Was als Laune halbwegs sportlicher Amateure und ehemaliger Soldaten anfing, ist mit den Jahren zu einer attraktiven Nischensportart geworden, die global Millionen umsetzt, eine eigene Industrie entwickelt hat und als soziales Distinktionsmerkmal taugt. In der Kindheit der neuen Konkurrenz ging es vor allem darum, die 226 km lange Strecke zu bewältigen und das verrückte Unterfangen ohne Schäden zu überleben. Heute trainieren die Profis das Kraulen im Strömungsbecken, studieren im Windkanal die beste aerodynamische Position auf dem Rad, laufen mit Schuhen aus Carbon und folgen einem ausgeklügelten Ernährungsplan. Die schnellsten Männer brauchen für den Triathlon auf Hawaii um die acht Stunden, die Frauen etwa 40 Minuten länger. Und die Altersklassenathleten, die neben Beruf und Familie auf 20 und mehr Stunden Training pro Woche kommen, sind nur unwesentlich langsamer.

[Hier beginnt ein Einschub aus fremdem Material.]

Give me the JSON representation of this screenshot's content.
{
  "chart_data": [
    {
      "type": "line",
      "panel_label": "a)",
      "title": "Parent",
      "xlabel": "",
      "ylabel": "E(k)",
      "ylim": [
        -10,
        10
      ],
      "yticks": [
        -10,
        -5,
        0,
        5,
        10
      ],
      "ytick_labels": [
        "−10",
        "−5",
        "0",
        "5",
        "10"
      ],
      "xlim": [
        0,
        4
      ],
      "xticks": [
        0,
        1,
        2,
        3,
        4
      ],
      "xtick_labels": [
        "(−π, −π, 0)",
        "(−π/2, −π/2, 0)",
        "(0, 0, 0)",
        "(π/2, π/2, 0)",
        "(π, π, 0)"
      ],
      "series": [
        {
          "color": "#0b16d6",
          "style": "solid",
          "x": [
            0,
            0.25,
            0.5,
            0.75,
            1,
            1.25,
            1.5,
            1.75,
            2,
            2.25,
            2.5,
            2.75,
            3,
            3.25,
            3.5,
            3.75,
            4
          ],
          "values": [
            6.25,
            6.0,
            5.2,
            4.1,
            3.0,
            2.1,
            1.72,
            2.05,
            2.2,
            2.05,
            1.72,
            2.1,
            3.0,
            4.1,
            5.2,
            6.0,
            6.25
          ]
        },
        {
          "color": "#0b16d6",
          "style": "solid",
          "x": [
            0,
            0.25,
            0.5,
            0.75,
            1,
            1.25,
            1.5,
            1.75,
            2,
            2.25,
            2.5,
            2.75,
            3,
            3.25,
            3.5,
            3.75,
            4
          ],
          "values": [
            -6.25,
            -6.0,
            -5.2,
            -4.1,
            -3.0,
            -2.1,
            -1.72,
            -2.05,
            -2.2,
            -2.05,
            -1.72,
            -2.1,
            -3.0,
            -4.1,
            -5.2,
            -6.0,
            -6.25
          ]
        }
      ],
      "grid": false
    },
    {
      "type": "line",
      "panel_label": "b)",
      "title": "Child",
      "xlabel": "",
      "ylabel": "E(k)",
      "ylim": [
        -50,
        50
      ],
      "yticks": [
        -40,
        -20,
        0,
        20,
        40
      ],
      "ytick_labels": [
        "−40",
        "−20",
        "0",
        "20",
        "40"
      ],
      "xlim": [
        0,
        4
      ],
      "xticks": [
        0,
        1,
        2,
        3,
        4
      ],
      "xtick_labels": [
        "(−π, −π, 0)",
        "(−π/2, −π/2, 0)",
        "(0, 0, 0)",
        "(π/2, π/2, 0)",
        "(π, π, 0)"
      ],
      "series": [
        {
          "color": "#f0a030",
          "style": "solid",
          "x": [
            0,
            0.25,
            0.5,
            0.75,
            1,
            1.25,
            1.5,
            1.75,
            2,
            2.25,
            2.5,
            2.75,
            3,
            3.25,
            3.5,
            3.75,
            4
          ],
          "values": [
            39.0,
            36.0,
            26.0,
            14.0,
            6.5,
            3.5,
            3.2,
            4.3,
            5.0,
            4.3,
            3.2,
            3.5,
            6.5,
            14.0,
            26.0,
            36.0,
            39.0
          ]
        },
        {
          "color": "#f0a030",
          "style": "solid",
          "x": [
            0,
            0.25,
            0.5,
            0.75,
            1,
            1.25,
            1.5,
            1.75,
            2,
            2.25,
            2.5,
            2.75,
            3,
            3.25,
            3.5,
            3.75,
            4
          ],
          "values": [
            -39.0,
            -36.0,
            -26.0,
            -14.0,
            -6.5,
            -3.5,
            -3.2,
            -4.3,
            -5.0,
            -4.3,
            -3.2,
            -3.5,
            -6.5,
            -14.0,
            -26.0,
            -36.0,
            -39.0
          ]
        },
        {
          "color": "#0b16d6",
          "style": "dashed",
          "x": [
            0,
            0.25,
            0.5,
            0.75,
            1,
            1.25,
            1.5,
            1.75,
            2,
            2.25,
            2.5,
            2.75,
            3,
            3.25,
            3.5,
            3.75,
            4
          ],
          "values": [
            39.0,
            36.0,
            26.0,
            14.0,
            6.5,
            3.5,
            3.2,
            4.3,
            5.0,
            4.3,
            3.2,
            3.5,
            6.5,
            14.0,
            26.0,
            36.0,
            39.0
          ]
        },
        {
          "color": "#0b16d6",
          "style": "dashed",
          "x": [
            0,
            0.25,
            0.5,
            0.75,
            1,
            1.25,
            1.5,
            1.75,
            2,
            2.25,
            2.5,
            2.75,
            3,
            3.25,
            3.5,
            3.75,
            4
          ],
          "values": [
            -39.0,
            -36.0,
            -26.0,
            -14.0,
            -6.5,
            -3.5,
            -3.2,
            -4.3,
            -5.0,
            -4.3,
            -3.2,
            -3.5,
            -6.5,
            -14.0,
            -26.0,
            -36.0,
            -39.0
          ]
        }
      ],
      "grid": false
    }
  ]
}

Der „Ironman“ ist eine geschützte Marke, die einerseits die Langdistanz der Summe der drei Disziplinen meint, andererseits vom Rechteinhaber, einem US-amerikanischen Medienunternehmen, lizensiert für Rennen rund um den Globus vergeben wird. Im Jahr 2000 in Sydney wurde Triathlon olympisch, seitdem geht es bei Olympia über 1,5 km Schwimmen, 40 km Radfahren und 10 km Laufen en suite, plus die Zeit in der Wechselzone. Die Königsklasse aber bleibt der Ironman, der vielfach mit Triathlon identifiziert wird. Und Hawaii, der Ort, an dem alles begann, ist der definitive Sehnsuchtsort wohl eines jeden Triathleten. Einmal in Kona, dem Hauptort von Big Island im hüfttiefen Meer zu stehen und um 06:30 Uhr Ortszeit zu starten, ist das Ziel, auf das sie jahrelang hinarbeiten und Zeit, Mühen und Geld investieren.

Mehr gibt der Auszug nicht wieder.